Por meio da lei de acesso à informação, o portal Metrópoles solicitou informações sobre os processos, mas a corporação alegou se tratar de “informação pessoal”, o que, na prática, impõe sigilo de 100 anos sobre os dados. 

Foram pedidas informações sobre a quantidade de processos administrativos envolvendo os cinco agentes que assinaram o boletim de ocorrência sobre a abordagem e também o acesso aos autos já conclusos do caso. 

Mais prazo para apurações

Na terça-feira (21) a Polícia Federal em Sergipe pediu ao Ministério Público Federal mais 30 dias para finalizar o inquérito sobre a morte de Genivaldo.

Os investigadores apontaram que o pedido de prorrogação está ligado à necessidade de aguardar "a apresentação de laudos periciais requisitados", "indispensáveis para a finalização do procedimento investigatório". Tratam-se das perícias do Instituto Médico Legal em Sergipe do Instituto de Criminalística da Diretoria Técnico-Científica da PF.

Caso Genivaldo

O caso aconteceu em maio deste ano, quando Genivaldo de Jesus Santos, de 38 anos, foi abordado por volta de 11 horas da manhã por três policiais rodoviários no quilômetro 189 da BR-101, em Ubaúba.
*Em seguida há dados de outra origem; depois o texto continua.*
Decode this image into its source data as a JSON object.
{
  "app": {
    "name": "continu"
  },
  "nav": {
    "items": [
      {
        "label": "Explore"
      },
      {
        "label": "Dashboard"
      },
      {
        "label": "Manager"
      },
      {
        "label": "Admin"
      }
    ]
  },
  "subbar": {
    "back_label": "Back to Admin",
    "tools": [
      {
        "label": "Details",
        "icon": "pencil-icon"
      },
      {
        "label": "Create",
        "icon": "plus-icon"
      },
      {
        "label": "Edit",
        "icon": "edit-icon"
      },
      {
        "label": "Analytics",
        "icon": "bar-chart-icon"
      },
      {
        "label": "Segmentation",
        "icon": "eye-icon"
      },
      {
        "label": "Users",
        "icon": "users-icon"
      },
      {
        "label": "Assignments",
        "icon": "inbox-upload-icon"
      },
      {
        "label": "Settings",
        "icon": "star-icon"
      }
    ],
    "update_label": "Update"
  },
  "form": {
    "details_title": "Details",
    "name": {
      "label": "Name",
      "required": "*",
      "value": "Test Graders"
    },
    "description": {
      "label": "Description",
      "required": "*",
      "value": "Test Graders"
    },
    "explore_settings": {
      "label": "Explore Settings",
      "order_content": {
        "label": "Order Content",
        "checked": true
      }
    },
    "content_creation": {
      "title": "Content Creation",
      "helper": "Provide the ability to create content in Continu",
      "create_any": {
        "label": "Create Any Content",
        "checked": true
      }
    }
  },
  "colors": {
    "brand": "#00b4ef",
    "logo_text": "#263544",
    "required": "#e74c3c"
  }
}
Segundo o boletim de ocorrência, Genivaldo foi parado por não usar capacete enquanto dirigia uma moto. 

Vídeos feitos por pessoas que passavam pelo local na hora da abordagem mostram os agentes revistando Genivaldo. Em seguida, os agentes tentam imobilizar Genivaldo no chão e ele é algemado. 

Outro vídeo mostra a sequência da abordagem, quando ele foi colocado no porta-malas do carro da PRF e um dos policiais joga um gás dentro da viatura que estava fechada. Genivaldo grita e se debate por mais de 1 minuto e 30 segundos. 

O sobrinho de Genivaldo, Wallison de Jesus, disse que avisou aos policiais que o tio sofria de transtornos mentais e fazia tratamento para esquizofrenia há 20 anos. 

No boletim de ocorrência, os policiais dizem que o homem teve um mal súbido no trajeto para a delegacia e foi levado para o hospital José Nailson Moura, onde morreu por volta de 13h. O corpo foi recolhido pelo IML de Sergipe e um laudo apontou que Genivaldo morreu por asfixia mecânica e insuficiência respiratória aguda. 

A PRF divulgou nota no dia da ocorrência dizendo que abriu um procedimento para apurar o caso, que também será investigado pela Polícia Civil e acompanhado pelo Ministério Público. Segundo o órgão, os agentes envolvidos foram afastados de suas funções.